I find Jostein Gaarder’s books a bit hit and miss, in fact the score is now 4-3 in favour of the ‘hits’ thanks to this book.
Whilst having a potter around a bookshop in Buenos Aires, the author comes across a letter written to St Augustine (author of The Confessions, bishop of Hippo in the fourth century and all round pious chap) from his ex lover Floria Aemiliathe.
Naturally he (Gaarder) buys the letter and wants to get it verified, so sends it off to the Vatican, where it is never heard of again, and all he is left with is a photocopy of the original. The question being how much of the letter you are about to read is true, or is it just an intellectual excerise by the author?
I haven’t got around to purchasing and reading a copy of The Confessions yet but it doesn’t make the book any less enjoyable as Floria quotes extensively from said book and gives us a mini biography of their relationship, his treatment of her, as well arguing with his views on religion.
Floria herself is very intellectual, quoting from various Greek myths and philosophies as well as Roman orators. Although the letter is written from her personal viewpoint, it has a wider aim of asking questions of the way the Catholic church doctrine works and how the church viewed and treated women, especially intelligent women.
The whole book is a fascinating look into the church of the time, St Augustine is referenced as having been influenced by Manichaeism and Neo-Platonism, so the theological arguments have a further layer of being grounded in heretical beliefs so the cross over is interesting.

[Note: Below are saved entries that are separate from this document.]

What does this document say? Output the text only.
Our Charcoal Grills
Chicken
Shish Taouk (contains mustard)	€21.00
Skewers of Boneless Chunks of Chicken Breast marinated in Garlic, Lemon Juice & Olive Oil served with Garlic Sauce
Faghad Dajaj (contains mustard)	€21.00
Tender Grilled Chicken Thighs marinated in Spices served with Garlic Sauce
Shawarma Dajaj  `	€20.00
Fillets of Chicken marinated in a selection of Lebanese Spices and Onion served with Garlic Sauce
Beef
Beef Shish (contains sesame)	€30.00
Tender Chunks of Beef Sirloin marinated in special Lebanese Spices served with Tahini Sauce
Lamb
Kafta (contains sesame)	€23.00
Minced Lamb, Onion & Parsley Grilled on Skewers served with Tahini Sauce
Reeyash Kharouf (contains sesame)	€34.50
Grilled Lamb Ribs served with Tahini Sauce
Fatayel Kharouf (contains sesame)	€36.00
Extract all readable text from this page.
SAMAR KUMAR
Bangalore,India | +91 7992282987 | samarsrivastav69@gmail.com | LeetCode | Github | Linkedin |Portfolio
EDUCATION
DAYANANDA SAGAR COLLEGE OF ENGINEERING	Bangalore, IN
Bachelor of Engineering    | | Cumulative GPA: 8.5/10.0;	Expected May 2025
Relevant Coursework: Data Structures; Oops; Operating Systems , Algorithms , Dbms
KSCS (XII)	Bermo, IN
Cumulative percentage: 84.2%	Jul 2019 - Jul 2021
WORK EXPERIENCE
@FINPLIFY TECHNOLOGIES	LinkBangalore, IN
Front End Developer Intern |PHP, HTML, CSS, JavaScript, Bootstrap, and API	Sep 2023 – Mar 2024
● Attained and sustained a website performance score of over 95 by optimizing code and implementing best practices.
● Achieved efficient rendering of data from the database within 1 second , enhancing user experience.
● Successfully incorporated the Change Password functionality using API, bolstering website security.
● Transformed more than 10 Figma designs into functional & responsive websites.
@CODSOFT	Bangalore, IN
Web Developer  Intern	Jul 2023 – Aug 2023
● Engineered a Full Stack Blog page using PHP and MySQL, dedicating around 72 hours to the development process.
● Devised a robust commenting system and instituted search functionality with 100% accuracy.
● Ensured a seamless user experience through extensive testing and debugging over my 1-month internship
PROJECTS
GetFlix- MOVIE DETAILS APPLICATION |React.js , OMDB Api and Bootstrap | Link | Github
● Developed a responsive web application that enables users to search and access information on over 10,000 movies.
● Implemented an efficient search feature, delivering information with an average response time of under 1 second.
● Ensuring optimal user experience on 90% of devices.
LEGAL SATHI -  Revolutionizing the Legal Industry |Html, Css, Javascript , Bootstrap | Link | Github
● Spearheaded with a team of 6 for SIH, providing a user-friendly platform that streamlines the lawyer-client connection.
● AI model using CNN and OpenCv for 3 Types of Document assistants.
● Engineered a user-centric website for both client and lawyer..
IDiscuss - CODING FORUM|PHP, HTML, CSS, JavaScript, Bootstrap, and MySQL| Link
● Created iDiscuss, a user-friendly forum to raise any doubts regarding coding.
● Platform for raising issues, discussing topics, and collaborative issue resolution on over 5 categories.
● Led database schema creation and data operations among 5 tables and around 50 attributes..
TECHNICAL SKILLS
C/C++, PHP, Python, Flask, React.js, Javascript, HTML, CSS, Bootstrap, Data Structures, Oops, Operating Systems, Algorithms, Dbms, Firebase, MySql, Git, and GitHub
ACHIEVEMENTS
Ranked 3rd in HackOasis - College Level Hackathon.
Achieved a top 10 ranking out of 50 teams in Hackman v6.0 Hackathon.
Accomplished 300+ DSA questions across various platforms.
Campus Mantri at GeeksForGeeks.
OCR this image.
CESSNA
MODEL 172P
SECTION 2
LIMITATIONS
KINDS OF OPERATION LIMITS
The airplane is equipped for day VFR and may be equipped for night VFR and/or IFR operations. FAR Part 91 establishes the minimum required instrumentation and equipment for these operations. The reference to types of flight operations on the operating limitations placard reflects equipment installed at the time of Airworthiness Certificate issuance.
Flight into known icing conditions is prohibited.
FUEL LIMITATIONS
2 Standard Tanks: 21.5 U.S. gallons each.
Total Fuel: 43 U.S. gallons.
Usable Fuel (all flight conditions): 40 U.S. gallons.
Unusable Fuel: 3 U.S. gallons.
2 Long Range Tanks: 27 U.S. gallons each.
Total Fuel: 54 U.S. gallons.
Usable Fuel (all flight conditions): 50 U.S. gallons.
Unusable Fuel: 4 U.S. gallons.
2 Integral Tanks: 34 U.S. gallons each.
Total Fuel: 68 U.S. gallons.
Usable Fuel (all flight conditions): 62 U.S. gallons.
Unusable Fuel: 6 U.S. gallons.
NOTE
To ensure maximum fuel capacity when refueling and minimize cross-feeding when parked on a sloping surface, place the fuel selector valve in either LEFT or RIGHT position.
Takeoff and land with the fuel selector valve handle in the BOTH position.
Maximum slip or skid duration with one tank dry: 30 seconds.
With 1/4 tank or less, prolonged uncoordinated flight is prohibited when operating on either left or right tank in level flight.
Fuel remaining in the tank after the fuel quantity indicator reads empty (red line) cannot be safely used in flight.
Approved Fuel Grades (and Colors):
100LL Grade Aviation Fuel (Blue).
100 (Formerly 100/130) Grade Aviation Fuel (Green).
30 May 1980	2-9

That last paragraph may have given you the impression this is a dry slog of a book, but with Gaarder’s talent for putting across complex arguments and the contextualisation within which they are set into a simple form, it makes it accessible to everyone, sort of like an Umberto Eco lite.
Interpretation is the key to this book, whether it is the meaning of Christian doctrine from the Bible, or working out the tone within which Floria writes the letter (which could be one of a few ways). If anyone has read this book or does in future, i’d be really very interested to know how you read Floria, as it were.